Pada masa saya masih mahasiswa, diselenggarakan seminar dan konferensi PPI se-Eropah tiap dua tahun sekali dan yang terakhir dilansir pada bulan Agustus 1965 di Bukarest, Rumania. Seminar dan konferensi ini selalu merupakan peristiwa besar buat semua PPI dan diikuti oleh puluhan mahasiswa Indonesia baik dari Eropa Timur maupun Eropa Barat. Bahwasanya PPI dianggap penting juga oleh pemerintah Indonesia waktu itu, diperlihatkan oleh kenyataan bahwa pemerintah mengirimkan Ruslan Abdul Gani ke Konferensi Bukarest sebagai peninjau. Sebuah foto dari peristiwa itu bisa dilihat disini: http://pakuwibowo.multiply.com/photos/album/39/Student_Years#15

Kira-kira sebulan sesudah Konferensi Bukarest, meletuslah peristiwa G30S yang sangat tragis ditanah air dan merupakan suatu shock luar biasa buat siapapun. Akibatnya, PPI-PPI di Eropah terpecah menjadi dua, kelompok penyokong Sukarno yang anti Suharto dan anti pembantaian serta kelompok kedua yang menyokong kediktaturan militer. Sekitar tahun 1967, anggauta-anggauta PPI-kiri yang tidak mau dipaksa sumpah setia kepada jenderal Suharto dicabut paspor dan kewarganegaraannya oleh KBRI sehingga mereka menjadi stateless. PPI-kiri tetap exist sampai permulaan tahun 70:an dan terus melakukan perlawanan terhadap kejahatan rezim Suharto. Tapi akhirnya tidak terdapat lagi "mahasiswa kiri" sebagai kelompok, karena sebagian besar sudah menyelesaikan studinya. Jadi PPI-kiri kehilangan ”raison d´ etré”nya dan karena itu bubar. Bagaimana dengan kelanjutan PPI kanan saya kurang mengetahui.

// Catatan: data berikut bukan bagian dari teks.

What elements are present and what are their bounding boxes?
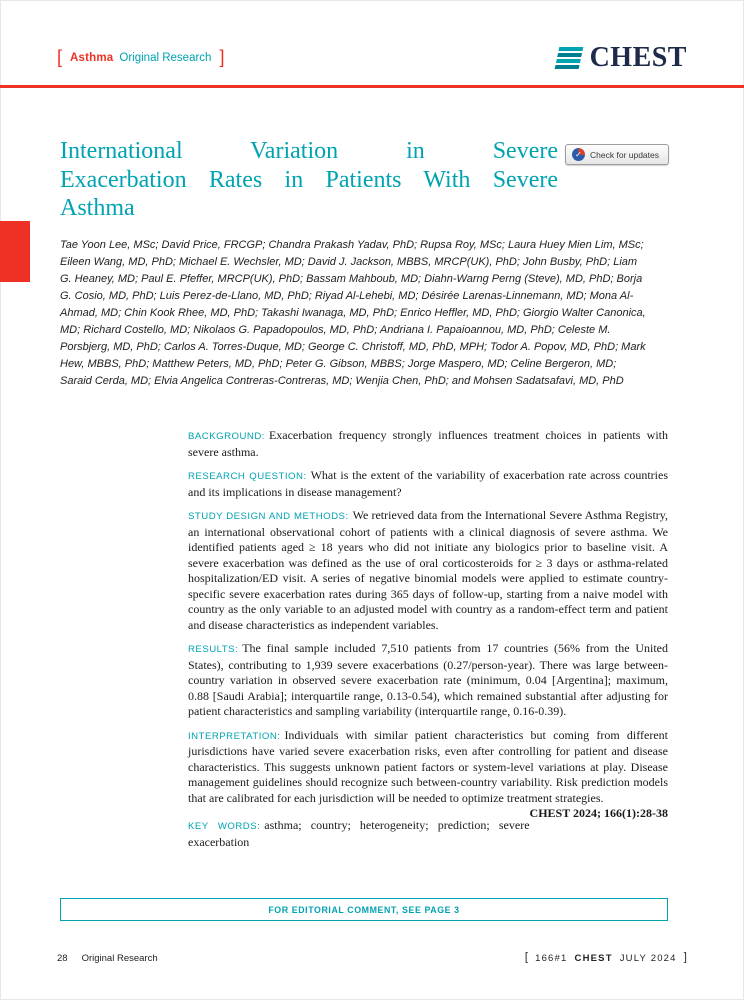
abstract: [188, 428, 668, 858]
page-footer: [57, 950, 687, 964]
abstract-section-research-question: [188, 468, 668, 500]
abstract-section-interpretation: [188, 727, 668, 820]
abstract-section-results: [188, 641, 668, 720]
editorial-comment-box[interactable]: [60, 898, 668, 921]
section-label: RESULTS:: [188, 644, 239, 655]
bracket-right: ]: [219, 47, 225, 67]
footer-issue: 166#1: [535, 953, 568, 964]
section-text: We retrieved data from the International Severe Asthma Registry, an international observational cohort of patients with a clinical diagnosis of severe asthma. We identified patients aged ≥ 18 years who did not initiate any biologics prior to baseline visit. A severe exacerbation was defined as the use of oral corticosteroids for ≥ 3 days or asthma-related hospitalization/ED visit. A series of negative binomial models were applied to estimate country-specific severe exacerbation rates during 365 days of follow-up, starting from a naive model with country as the only variable to an adjusted model with country as a random-effect term and patient and disease characteristics as independent variables.: [188, 508, 669, 632]
footer-section-label: Original Research: [81, 953, 158, 964]
chest-logo: [557, 44, 687, 72]
footer-left: [57, 953, 158, 964]
abstract-section-background: [188, 428, 668, 460]
bracket-left: [: [57, 47, 63, 67]
footer-citation: [525, 950, 687, 964]
section-label: INTERPRETATION:: [188, 730, 281, 742]
check-for-updates-button[interactable]: [565, 144, 669, 165]
section-label: STUDY DESIGN AND METHODS:: [188, 511, 349, 522]
section-text: The final sample included 7,510 patients from 17 countries (56% from the United States), contributing to 1,939 severe exacerbations (0.27/person-year). There was large between-country variation in observed severe exacerbation rate (minimum, 0.04 [Argentina]; maximum, 0.88 [Saudi Arabia]; interquartile range, 0.13-0.54), which remained substantial after adjusting for patient characteristics and sampling variability (interquartile range, 0.16-0.39).: [188, 641, 668, 718]
check-for-updates-label: Check for updates: [590, 149, 659, 160]
section-text: asthma; country; heterogeneity; prediction; severe exacerbation: [188, 818, 530, 849]
section-text: What is the extent of the variability of exacerbation rate across countries and its implications in disease management?: [188, 468, 668, 499]
footer-bracket-left: [: [524, 949, 529, 964]
section-label: RESEARCH QUESTION:: [188, 471, 307, 482]
footer-bracket-right: ]: [683, 949, 687, 964]
footer-journal-name: CHEST: [574, 953, 613, 964]
crossmark-icon: [572, 148, 585, 161]
header-rule: [0, 85, 744, 88]
title-line: Exacerbation Rates in Patients With Severe: [60, 166, 558, 193]
article-title: [60, 137, 558, 223]
section-label: BACKGROUND:: [188, 431, 265, 442]
chest-wordmark: CHEST: [589, 42, 687, 73]
title-line: Asthma: [60, 195, 135, 221]
page-number: 28: [57, 953, 68, 964]
section-text: Individuals with similar patient characteristics but coming from different jurisdictions have varied severe exacerbation risks, even after controlling for patient and disease characteristics. This suggests unknown patient factors or system-level variations at play. Disease management guidelines should recognize such between-country variability. Risk prediction models that are calibrated for each jurisdiction will be needed to optimize treatment strategies.: [188, 727, 668, 805]
red-accent-tab: [0, 221, 30, 282]
category-label: Asthma: [70, 52, 114, 64]
title-line: International Variation in Severe: [60, 138, 558, 164]
author-list: Tae Yoon Lee, MSc; David Price, FRCGP; Chandra Prakash Yadav, PhD; Rupsa Roy, MSc; Laura Huey Mien Lim, MSc; Eileen Wang, MD, PhD; Michael E. Wechsler, MD; David J. Jackson, MBBS, MRCP(UK), PhD; John Busby, PhD; Liam G. Heaney, MD; Paul E. Pfeffer, MRCP(UK), PhD; Bassam Mahboub, MD; Diahn-Warng Perng (Steve), MD, PhD; Borja G. Cosio, MD, PhD; Luis Perez-de-Llano, MD, PhD; Riyad Al-Lehebi, MD; Désirée Larenas-Linnemann, MD; Mona Al-Ahmad, MD; Chin Kook Rhee, MD, PhD; Takashi Iwanaga, MD, PhD; Enrico Heffler, MD, PhD; Giorgio Walter Canonica, MD; Richard Costello, MD; Nikolaos G. Papadopoulos, MD, PhD; Andriana I. Papaioannou, MD, PhD; Celeste M. Porsbjerg, MD, PhD; Carlos A. Torres-Duque, MD; George C. Christoff, MD, PhD, MPH; Todor A. Popov, MD, PhD; Mark Hew, MBBS, PhD; Matthew Peters, MD, PhD; Peter G. Gibson, MBBS; Jorge Maspero, MD; Celine Bergeron, MD; Saraid Cerda, MD; Elvia Angelica Contreras-Contreras, MD; Wenjia Chen, PhD; and Mohsen Sadatsafavi, MD, PhD: [60, 239, 646, 387]
abstract-section-study-design: [188, 508, 668, 633]
editorial-comment-text: FOR EDITORIAL COMMENT, SEE PAGE 3: [268, 905, 460, 915]
chest-flag-icon: [554, 47, 585, 69]
section-text: Exacerbation frequency strongly influences treatment choices in patients with severe asthma.: [188, 428, 668, 459]
masthead: [57, 44, 687, 72]
article-category-banner: [57, 49, 224, 67]
journal-citation: CHEST 2024; 166(1):28-38: [529, 806, 668, 820]
abstract-section-keywords: [188, 818, 668, 850]
section-label: Original Research: [119, 52, 212, 64]
footer-date: JULY 2024: [619, 953, 677, 964]
section-label: KEY WORDS:: [188, 821, 261, 832]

Apakah rezim Suharto mempunyai visi? Menurut Aditjondro dalam bukunya ”Korupsi Kepresidenan”, ”visi” mereka adalah ”Oligarki berkaki tiga”, yaitu Istana, Tangsi dan Partai (Golkar). Sebagaimana kita semua ketahui, inspirasi yang mereka bisa berikan adalah KKN, memperkaya diri dan penyalah gunaan kekuasaan. Apakah pemerintah sekarang mempunyai visi? Saya tidak melihatnya. Indonesia kelihatannya sedang mengalami krisis kepemimpinan. Mahasiswa-mahasiswa Indonesia masa kini kelihatannya tidak punya sama banyak semangat dan dedikasi berbakti seperti rekan-rekannya dimasa-masa dulu. Yang dominasi sekarang sayangnya adalah semangat individualisme. Kenbanyakan mahasiswa Indonesia diluar-negeri ongkos-ongkos belajarnya tidak dibayar pemerintah, tapi hasil usaha sendiri atau diongkosi orang tuanya. Mudah-mudahan saya keliru dalam hal ini, tapi kelihatannya kurang ada prasyarat obyektif untuk PPI yang hidup. Kepada rekan-rekan mahasiswa generasi baru dan PPI baru saya hanya bisa anjurkan agar tidak putus asa, teruskan perjuangan untuk demokrasi serta masyarakat adil-makmur, bangkitkan semangat berbakti kepada tanah air dan Rakyat kecil. Good Luck!